The next thing that Paul Fromm did was commissions.  He commissioned composers who were not accustomed to being commissioned.  He put on a concert at Town Hall (NYC) of contemporary music by really able musicians, conducted by Gunther Schuller, and… it went on like that.  The Fromm Foundation was the most active organization of our time in contemporary music.  Here he sponsored – and this is the story I want to tell you – in 1958, ’59, and ’60, he sponsored a series of what were called Princeton Seminars of Advanced Musical Studies.  All of us lectured, but what is more we invited people.  Of the people we had Ernst Craig here, we had (Swedish composer Karl-Birger) Blomdahl here, we had foreign composers of all kinds, whether we regarded them as worthy of this position or not, we had them.  And so for three years this was the center of activity in the summer.  Paul Fromm paid for these young composers who were selected, of course, to come, to live here and take these courses and enjoy everything that was Princeton in the summer.  All that wonderful heat. 

So, what happened?  After all of this, then he put on an enormous concert here of contemporary works.  Suddenly, the following took place: Paul Fromm – now this is a delicate matter, but I don’t mind telling it.  It’s one of the things we’ve suffered in the music department at least because things didn’t change with regard to the attitude toward music.  The attitude of the art and archaeology department was the same as the physicist who wouldn’t let us have our electronic studio here.  I mean, music is a trivial pursuit.  It belongs – really, the teaching belongs in girls’ seminaries, and we really shouldn’t bother with it, and we really shouldn’t waste our time on it here.  Go somewhere else.  That was – you think we’re being paranoid?  No, ’cause here’s the story: 

Paul Fromm, who had spent hundreds of thousands of dollars on Princeton University (it was Princeton University who got the money to distribute all of this), received a little…  Well, I should tell you first: The chairman of the music department realized that Paul Fromm was going and living in what was then called the Nassau Tavern, paying his own way.  Nobody was paying any attention to him.  So he prevailed upon the president of the University to write him a thank you note.  Paul Fromm received a typewritten sort of form note just signed by the president saying, “Thank you very much for your interest in Princeton University.” 

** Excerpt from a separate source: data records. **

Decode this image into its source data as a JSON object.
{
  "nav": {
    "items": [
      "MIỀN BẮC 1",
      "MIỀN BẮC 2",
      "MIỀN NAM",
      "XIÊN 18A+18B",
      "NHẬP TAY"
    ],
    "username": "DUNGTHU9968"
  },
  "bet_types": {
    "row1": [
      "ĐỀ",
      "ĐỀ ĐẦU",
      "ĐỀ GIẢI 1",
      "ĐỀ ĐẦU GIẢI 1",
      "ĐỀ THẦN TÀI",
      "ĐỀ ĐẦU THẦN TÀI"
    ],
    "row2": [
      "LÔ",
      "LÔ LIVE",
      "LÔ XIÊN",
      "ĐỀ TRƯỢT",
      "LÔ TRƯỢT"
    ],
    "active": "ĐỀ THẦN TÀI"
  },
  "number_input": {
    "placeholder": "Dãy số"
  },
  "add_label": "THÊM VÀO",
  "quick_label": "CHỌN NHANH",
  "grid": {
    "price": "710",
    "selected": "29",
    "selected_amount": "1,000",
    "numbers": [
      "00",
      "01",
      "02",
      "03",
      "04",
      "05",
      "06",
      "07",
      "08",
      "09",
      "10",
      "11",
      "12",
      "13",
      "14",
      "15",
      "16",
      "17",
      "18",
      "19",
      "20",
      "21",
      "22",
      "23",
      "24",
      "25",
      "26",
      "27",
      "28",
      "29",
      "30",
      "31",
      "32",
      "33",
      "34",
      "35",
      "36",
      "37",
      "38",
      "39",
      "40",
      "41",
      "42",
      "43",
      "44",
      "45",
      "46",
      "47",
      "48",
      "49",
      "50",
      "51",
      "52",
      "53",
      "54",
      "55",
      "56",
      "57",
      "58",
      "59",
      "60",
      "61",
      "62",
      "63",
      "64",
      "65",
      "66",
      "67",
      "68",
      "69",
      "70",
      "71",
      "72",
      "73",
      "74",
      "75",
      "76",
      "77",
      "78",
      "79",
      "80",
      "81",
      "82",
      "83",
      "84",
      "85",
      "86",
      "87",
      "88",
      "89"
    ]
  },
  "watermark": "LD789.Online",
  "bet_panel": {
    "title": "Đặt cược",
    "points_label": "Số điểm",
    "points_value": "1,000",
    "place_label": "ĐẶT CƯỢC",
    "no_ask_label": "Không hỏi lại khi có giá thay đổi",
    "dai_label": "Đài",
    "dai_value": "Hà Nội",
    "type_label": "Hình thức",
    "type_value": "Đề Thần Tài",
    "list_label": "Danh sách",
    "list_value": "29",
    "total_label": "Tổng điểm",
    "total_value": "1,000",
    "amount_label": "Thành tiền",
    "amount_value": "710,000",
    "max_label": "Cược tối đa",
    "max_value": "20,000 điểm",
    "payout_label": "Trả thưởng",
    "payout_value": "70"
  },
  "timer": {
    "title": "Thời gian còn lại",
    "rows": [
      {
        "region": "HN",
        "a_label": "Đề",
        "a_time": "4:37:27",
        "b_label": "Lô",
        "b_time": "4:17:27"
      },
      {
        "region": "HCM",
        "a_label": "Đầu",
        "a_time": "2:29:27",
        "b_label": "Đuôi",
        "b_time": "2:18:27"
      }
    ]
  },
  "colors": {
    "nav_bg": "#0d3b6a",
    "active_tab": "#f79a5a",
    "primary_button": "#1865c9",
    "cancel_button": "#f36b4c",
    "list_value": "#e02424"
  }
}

Well, that’s all that was necessary. 

A couple of Princetonians who had met Paul Fromm here and were then teaching at Harvard, if I may say so, prevailed upon the president of Harvard University to write Paul Fromm and tell him he’d love for him to visit Harvard.  Paul was flattered.  He went to Harvard.  He was put up in a beautiful guest house.  He didn’t have to pay his way.  He was treated as Paul Fromm should’ve been treated. 

The next thing that happened was that Paul Fromm set up Paul Fromm professorships at Harvard – visiting professorships of which I happened to have been one at one time (one of only many).  He also set up a foundation and left it to Harvard.  So, now Harvard distributes commissions every year to young composers.  This, I’m afraid, reflects the attitude toward music here which prevailed in any number of ways.